Вот великий историк живописует сцену на Девичьем поле, последовавшую наутро за торжественными словами Патриарха Иова «Глас народа есть глас Божий»: «<…> все бесчисленное множество людей <…> упало на колена с воплем неслыханным: все требовали царя, отца Бориса <…> Патриарх спешил возвестить дворянам, приказным и всем людям, что Господь даровал им Царя. Невозможно было изобразить всеобщей радости. Воздевали руки на небо, славили Бога; плакали, обнимали друг друга <…> Матери кинули на землю своих грудных младенцев и не слушали их крика». Пересказывая эпизод из Утвержденной Грамоты Земского собора 1598 г., где написано: «<…> от горести сердца и от многаго сетования жены сущих своих младенцев на землю слезным рыданием пометаху» – Карамзин считает необходимым сентиментальную расшифровку соборной формулы. По Карамзину, сцена с гуттаперчивыми младенцами доказывает: «Искренность побеждала притворство; вдохновение действовало и на равнодушных, и на самых лицемеров!».

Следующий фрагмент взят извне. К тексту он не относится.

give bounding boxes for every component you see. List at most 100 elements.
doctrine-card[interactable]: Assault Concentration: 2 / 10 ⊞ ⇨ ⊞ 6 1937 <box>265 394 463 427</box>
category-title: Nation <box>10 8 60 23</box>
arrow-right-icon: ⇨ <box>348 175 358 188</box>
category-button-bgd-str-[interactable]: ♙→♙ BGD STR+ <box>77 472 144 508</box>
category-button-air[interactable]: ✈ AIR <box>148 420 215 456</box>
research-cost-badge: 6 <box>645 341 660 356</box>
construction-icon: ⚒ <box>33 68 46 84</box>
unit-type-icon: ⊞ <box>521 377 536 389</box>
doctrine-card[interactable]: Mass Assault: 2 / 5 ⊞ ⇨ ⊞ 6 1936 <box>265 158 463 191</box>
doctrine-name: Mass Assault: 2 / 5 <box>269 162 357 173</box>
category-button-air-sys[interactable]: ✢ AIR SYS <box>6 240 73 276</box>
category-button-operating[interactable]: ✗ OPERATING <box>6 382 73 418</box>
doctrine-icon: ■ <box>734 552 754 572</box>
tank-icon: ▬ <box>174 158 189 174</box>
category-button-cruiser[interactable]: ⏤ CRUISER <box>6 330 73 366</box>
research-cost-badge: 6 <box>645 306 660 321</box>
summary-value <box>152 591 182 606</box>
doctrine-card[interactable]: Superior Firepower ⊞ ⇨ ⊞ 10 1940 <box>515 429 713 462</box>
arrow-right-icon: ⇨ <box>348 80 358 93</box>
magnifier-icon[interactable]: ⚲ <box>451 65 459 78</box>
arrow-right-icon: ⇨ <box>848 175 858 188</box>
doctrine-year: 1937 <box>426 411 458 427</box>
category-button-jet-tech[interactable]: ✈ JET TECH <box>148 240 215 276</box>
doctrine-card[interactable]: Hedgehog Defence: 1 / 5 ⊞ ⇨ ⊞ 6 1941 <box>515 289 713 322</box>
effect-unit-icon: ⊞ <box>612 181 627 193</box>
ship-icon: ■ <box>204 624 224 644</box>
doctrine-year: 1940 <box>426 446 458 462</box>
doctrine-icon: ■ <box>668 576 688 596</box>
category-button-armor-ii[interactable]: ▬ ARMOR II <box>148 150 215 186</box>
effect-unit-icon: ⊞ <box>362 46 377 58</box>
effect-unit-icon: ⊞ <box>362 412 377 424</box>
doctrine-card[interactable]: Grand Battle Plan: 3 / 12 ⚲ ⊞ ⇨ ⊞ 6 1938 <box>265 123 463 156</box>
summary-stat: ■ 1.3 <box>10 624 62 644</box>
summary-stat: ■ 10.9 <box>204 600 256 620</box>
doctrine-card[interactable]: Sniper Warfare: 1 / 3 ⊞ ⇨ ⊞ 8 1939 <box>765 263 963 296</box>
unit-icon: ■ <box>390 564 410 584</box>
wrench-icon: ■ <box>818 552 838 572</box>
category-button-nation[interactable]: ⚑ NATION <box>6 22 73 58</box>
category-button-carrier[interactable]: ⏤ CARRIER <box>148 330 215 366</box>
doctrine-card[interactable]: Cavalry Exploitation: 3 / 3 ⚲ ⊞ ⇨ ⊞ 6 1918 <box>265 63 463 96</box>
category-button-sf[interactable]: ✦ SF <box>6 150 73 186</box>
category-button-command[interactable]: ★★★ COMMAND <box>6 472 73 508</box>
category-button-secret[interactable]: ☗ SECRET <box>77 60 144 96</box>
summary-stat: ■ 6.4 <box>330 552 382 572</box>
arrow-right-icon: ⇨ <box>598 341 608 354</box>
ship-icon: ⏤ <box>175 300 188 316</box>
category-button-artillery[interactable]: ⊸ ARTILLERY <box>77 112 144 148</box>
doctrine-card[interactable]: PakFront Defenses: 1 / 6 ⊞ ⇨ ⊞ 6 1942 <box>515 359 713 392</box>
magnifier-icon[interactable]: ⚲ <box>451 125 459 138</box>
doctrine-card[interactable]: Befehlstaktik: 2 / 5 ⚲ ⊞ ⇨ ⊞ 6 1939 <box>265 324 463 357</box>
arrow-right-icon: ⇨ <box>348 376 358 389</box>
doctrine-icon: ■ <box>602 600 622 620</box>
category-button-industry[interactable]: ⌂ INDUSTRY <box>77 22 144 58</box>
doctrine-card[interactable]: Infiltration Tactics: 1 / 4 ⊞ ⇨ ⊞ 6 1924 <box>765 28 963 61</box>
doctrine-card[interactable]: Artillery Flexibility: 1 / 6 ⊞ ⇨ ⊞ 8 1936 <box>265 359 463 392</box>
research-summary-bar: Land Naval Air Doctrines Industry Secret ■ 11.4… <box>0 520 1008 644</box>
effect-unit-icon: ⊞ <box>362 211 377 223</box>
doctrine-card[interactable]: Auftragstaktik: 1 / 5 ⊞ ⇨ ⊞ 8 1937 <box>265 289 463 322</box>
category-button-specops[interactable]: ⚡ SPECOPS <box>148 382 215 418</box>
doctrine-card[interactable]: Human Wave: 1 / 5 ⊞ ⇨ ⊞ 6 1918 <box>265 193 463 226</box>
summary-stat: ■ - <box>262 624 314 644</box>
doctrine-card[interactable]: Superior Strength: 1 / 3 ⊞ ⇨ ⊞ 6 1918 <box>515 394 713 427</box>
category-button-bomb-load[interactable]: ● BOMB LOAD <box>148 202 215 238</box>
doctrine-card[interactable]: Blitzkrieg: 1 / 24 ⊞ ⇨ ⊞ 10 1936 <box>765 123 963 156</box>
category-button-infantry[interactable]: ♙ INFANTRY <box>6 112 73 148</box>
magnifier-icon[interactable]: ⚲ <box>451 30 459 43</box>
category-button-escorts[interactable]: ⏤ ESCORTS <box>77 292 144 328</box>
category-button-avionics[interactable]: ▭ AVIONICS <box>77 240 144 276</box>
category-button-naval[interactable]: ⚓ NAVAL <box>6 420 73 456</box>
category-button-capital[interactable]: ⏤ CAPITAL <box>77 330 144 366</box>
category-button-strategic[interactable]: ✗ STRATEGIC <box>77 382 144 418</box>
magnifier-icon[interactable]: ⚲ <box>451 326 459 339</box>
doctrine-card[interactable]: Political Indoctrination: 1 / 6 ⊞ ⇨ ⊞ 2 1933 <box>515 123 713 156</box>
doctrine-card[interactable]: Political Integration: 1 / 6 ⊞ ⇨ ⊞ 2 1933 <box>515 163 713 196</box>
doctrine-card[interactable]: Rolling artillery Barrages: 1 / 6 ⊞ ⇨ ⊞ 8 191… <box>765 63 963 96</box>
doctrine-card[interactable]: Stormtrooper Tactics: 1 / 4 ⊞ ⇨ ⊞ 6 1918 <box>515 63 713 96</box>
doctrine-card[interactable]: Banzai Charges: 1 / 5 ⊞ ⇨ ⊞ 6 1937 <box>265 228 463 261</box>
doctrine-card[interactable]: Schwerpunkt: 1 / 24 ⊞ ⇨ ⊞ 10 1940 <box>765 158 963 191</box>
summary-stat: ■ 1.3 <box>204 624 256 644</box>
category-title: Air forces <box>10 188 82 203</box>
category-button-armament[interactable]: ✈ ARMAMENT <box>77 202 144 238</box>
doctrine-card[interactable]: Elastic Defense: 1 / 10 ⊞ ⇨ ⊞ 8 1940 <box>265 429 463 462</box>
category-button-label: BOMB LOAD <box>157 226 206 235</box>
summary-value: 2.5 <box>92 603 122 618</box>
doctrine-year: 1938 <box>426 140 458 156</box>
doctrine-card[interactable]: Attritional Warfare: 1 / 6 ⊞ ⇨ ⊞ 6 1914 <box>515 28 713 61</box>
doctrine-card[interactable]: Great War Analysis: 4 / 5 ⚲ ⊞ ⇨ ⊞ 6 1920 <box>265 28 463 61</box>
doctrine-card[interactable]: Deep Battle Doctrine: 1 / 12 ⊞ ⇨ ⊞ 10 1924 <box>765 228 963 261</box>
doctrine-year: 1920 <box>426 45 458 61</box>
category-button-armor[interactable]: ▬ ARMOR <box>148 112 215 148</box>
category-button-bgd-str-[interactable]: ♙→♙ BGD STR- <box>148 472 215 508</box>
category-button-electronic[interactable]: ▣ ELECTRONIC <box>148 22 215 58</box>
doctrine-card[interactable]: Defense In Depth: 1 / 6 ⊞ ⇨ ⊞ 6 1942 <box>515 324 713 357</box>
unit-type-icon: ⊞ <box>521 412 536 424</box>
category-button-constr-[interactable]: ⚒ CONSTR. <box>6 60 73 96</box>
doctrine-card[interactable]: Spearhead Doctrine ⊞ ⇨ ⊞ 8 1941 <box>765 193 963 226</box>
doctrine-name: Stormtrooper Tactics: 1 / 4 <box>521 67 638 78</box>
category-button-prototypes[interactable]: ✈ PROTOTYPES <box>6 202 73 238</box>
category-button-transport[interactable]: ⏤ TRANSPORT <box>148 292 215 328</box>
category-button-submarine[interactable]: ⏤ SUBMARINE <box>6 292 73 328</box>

Для автора «Бедной Лизы» опорные слова здесь – «искренность» и «вдохновение». Пушкин, однако, как бы выхватывает другие – «притворство», «равнодушных», «лицемеров»; выхватывает – и обнажает скрытый конфликт, которого Карамзин не ощущает. Ведь если глас Божий – это и впрямь глас толпы, стоящей на Девичьем поле, то как тогда объяснить роковую ошибку народа, возведшего на монарший трон цареубийцу? Если же народ не ведал, что творил, если его обманули, если с его мнением не посчитались, то почему и за какие такие прегрешения на его несчастную долю выпали впоследствии тяжкие испытания? Это несправедливо, это нелогично! Значит, на самом деле все происходило иначе, чем виделось с царского крыльца или из кельи летописца. Долг историка – спуститься вниз, смешаться с толпой, увидеть трагикомическую изнанку золотого шитья.
В поисках ответа Пушкин отправляется на «площадь»; точнее – на то самое Девичье поле возле Новодевичьего монастыря. И что же он видит? Что слышит? Не что иное, как воплощенное в лицах исполнение цинических пророчеств Шуйского:
«Гласа Божьего» в толпе на Девичьем поле не слышно; здесь царит общенародное равнодушие, умело скрываемое за торжественными жестами и кликами. Карамзину кажется, что народ осознанно участвует в событии, волнообразно падая ниц, рыдая и смеясь; Пушкину видно и слышно иное. Рухнувшие на колени мужики шепотом вопрошают друг друга: «О чем там плачут?» – «А как нам знать? то ведают бояре, / Не нам чета!»